EY: Limited room for tax cuts

EY: Limited room for tax cutsThe EY Item Club is warning the government that there is little financial room to cut taxes at the forthcoming Autumn budget.

According to the influential group, the forecast for growth will rise by around 0.25 per cent to 0.5 per cent this year, but this will not lead to an increase in tax revenue.

“The improvement in the public finances is in danger of not just stalling but going into reverse,” explained a report from EY.

It also warned that chancellor George Osborne will have “very limited room for manoeuvre” when he announces his Autumn Statement on Wednesday (December 3rd).

Predictions from the EY Item Club conclude that the Office for Budget Responsibility (OBR) is likely to increase its current 2.7 per cent for GDP growth forecast for this year by a small amount.

Martin Beck, senior economic advisor to the EY Item Club, explained: “In recent Autumn Statements, the chancellor has been able to trumpet a series of upward revisions to the OBR’s growth forecast as evidence that his economic plan is working. This time, that’s where the good news is likely to end.

“The improvement in the public finances is in danger of not just stalling but going into reverse.
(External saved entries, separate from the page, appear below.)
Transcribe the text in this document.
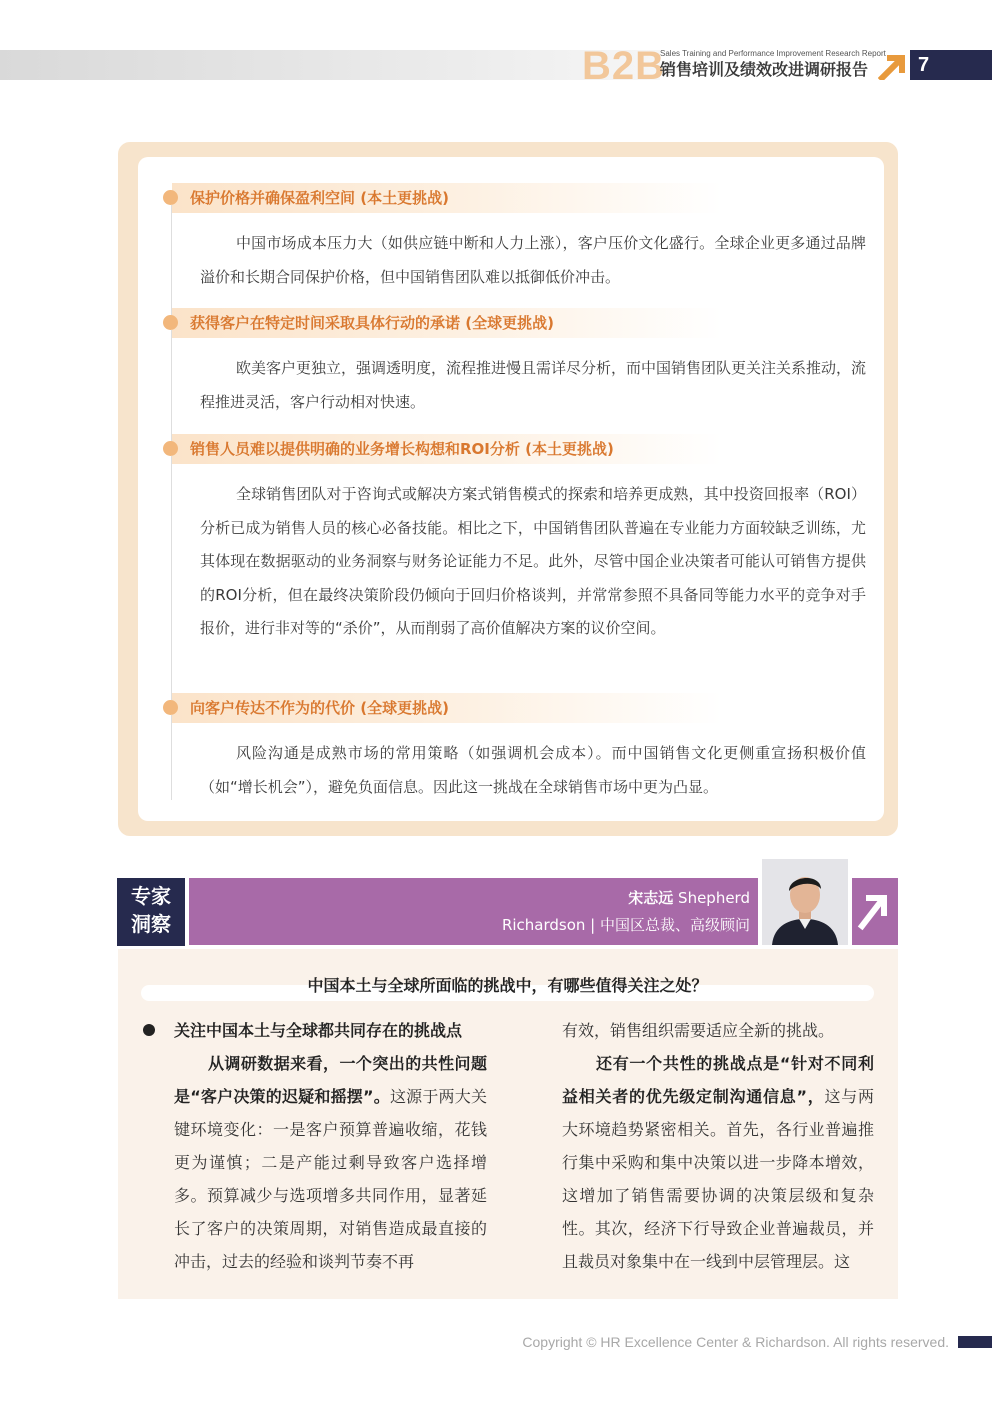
B2B
Sales Training and Performance Improvement Research Report
销售培训及绩效改进调研报告 7
保护价格并确保盈利空间 (本土更挑战)

中国市场成本压力大（如供应链中断和人力上涨），客户压价文化盛行。全球企业更多通过品牌溢价和长期合同保护价格，但中国销售团队难以抵御低价冲击。

获得客户在特定时间采取具体行动的承诺 (全球更挑战)

欧美客户更独立，强调透明度，流程推进慢且需详尽分析，而中国销售团队更关注关系推动，流程推进灵活，客户行动相对快速。

销售人员难以提供明确的业务增长构想和ROI分析 (本土更挑战)

全球销售团队对于咨询式或解决方案式销售模式的探索和培养更成熟，其中投资回报率（ROI）分析已成为销售人员的核心必备技能。相比之下，中国销售团队普遍在专业能力方面较缺乏训练，尤其体现在数据驱动的业务洞察与财务论证能力不足。此外，尽管中国企业决策者可能认可销售方提供的ROI分析，但在最终决策阶段仍倾向于回归价格谈判，并常常参照不具备同等能力水平的竞争对手报价，进行非对等的“杀价”，从而削弱了高价值解决方案的议价空间。

向客户传达不作为的代价 (全球更挑战)

风险沟通是成熟市场的常用策略（如强调机会成本）。而中国销售文化更侧重宣扬积极价值（如“增长机会”），避免负面信息。因此这一挑战在全球销售市场中更为凸显。

专家
洞察
宋志远 Shepherd
Richardson | 中国区总裁、高级顾问
中国本土与全球所面临的挑战中，有哪些值得关注之处？

关注中国本土与全球都共同存在的挑战点

从调研数据来看，一个突出的共性问题是“客户决策的迟疑和摇摆”。这源于两大关键环境变化：一是客户预算普遍收缩，花钱更为谨慎；二是产能过剩导致客户选择增多。预算减少与选项增多共同作用，显著延长了客户的决策周期，对销售造成最直接的冲击，过去的经验和谈判节奏不再

有效，销售组织需要适应全新的挑战。

还有一个共性的挑战点是“针对不同利益相关者的优先级定制沟通信息”，这与两大环境趋势紧密相关。首先，各行业普遍推行集中采购和集中决策以进一步降本增效，这增加了销售需要协调的决策层级和复杂性。其次，经济下行导致企业普遍裁员，并且裁员对象集中在一线到中层管理层。这

Copyright © HR Excellence Center & Richardson. All rights reserved.
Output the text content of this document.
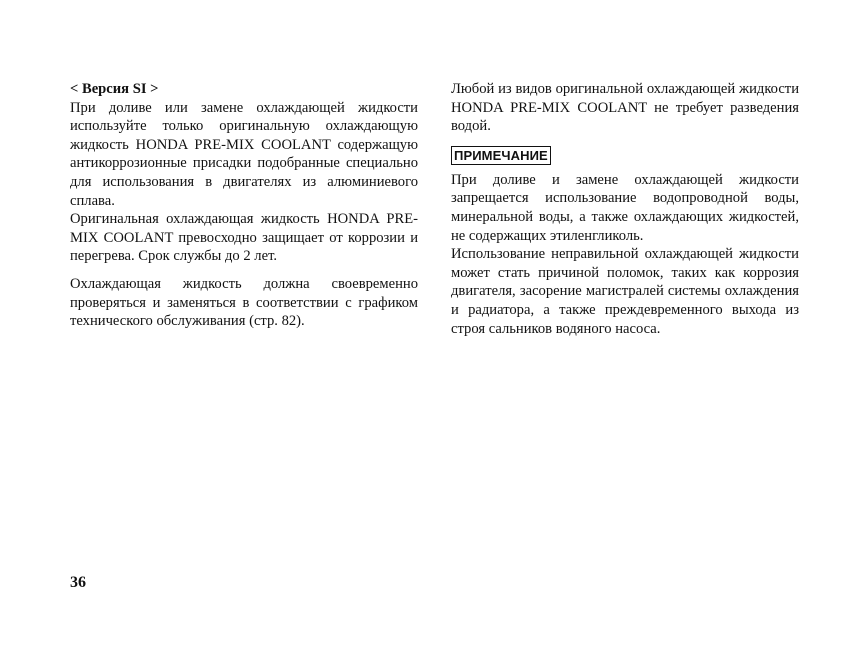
< Версия SI >

При доливе или замене охлаждающей жидкости используйте только оригинальную охлаждающую жидкость HONDA PRE-MIX COOLANT содержащую антикоррозионные присадки подобранные специально для использования в двигателях из алюминиевого сплава.

Оригинальная охлаждающая жидкость HONDA PRE-MIX COOLANT превосходно защищает от коррозии и перегрева. Срок службы до 2 лет.

Охлаждающая жидкость должна своевременно проверяться и заменяться в соответствии с графиком технического обслуживания (стр. 82).

Любой из видов оригинальной охлаждающей жидкости HONDA PRE-MIX COOLANT не требует разведения водой.

ПРИМЕЧАНИЕ

При доливе и замене охлаждающей жидкости запрещается использование водопроводной воды, минеральной воды, а также охлаждающих жидкостей, не содержащих этиленгликоль.

Использование неправильной охлаждающей жидкости может стать причиной поломок, таких как коррозия двигателя, засорение магистралей системы охлаждения и радиатора, а также преждевременного выхода из строя сальников водяного насоса.

36
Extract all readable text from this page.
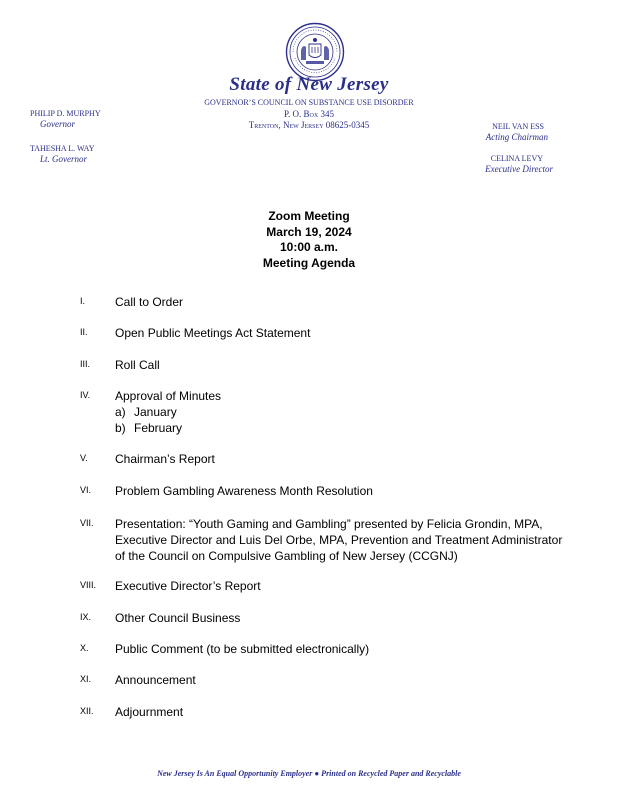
State of New Jersey
GOVERNOR’S COUNCIL ON SUBSTANCE USE DISORDER
P. O. Box 345
Trenton, New Jersey 08625-0345
PHILIP D. MURPHY
Governor
TAHESHA L. WAY
Lt. Governor
NEIL VAN ESS
Acting Chairman
CELINA LEVY
Executive Director
Zoom Meeting
March 19, 2024
10:00 a.m.
Meeting Agenda
I. Call to Order
II. Open Public Meetings Act Statement
III. Roll Call
IV. Approval of Minutes
a) January
b) February
V. Chairman’s Report
VI. Problem Gambling Awareness Month Resolution
VII. Presentation: “Youth Gaming and Gambling” presented by Felicia Grondin, MPA, Executive Director and Luis Del Orbe, MPA, Prevention and Treatment Administrator of the Council on Compulsive Gambling of New Jersey (CCGNJ)
VIII. Executive Director’s Report
IX. Other Council Business
X. Public Comment (to be submitted electronically)
XI. Announcement
XII. Adjournment
New Jersey Is An Equal Opportunity Employer ● Printed on Recycled Paper and Recyclable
With just five months to go it appears virtually impossible for the government to achieve the OBR’s current forecast for borrowing in 2014-15.”

Figures from the International Monetary Fund are predicting 3.2 per cent growth in 2014, with the Bank of England forecasting 3.5 per cent and the CBI claim it will be close to three per cent.

EY also expects borrowing forecasts for future years to be revised, with the chancellor delivering a surplus a year later than he originally planned, in 2019-20.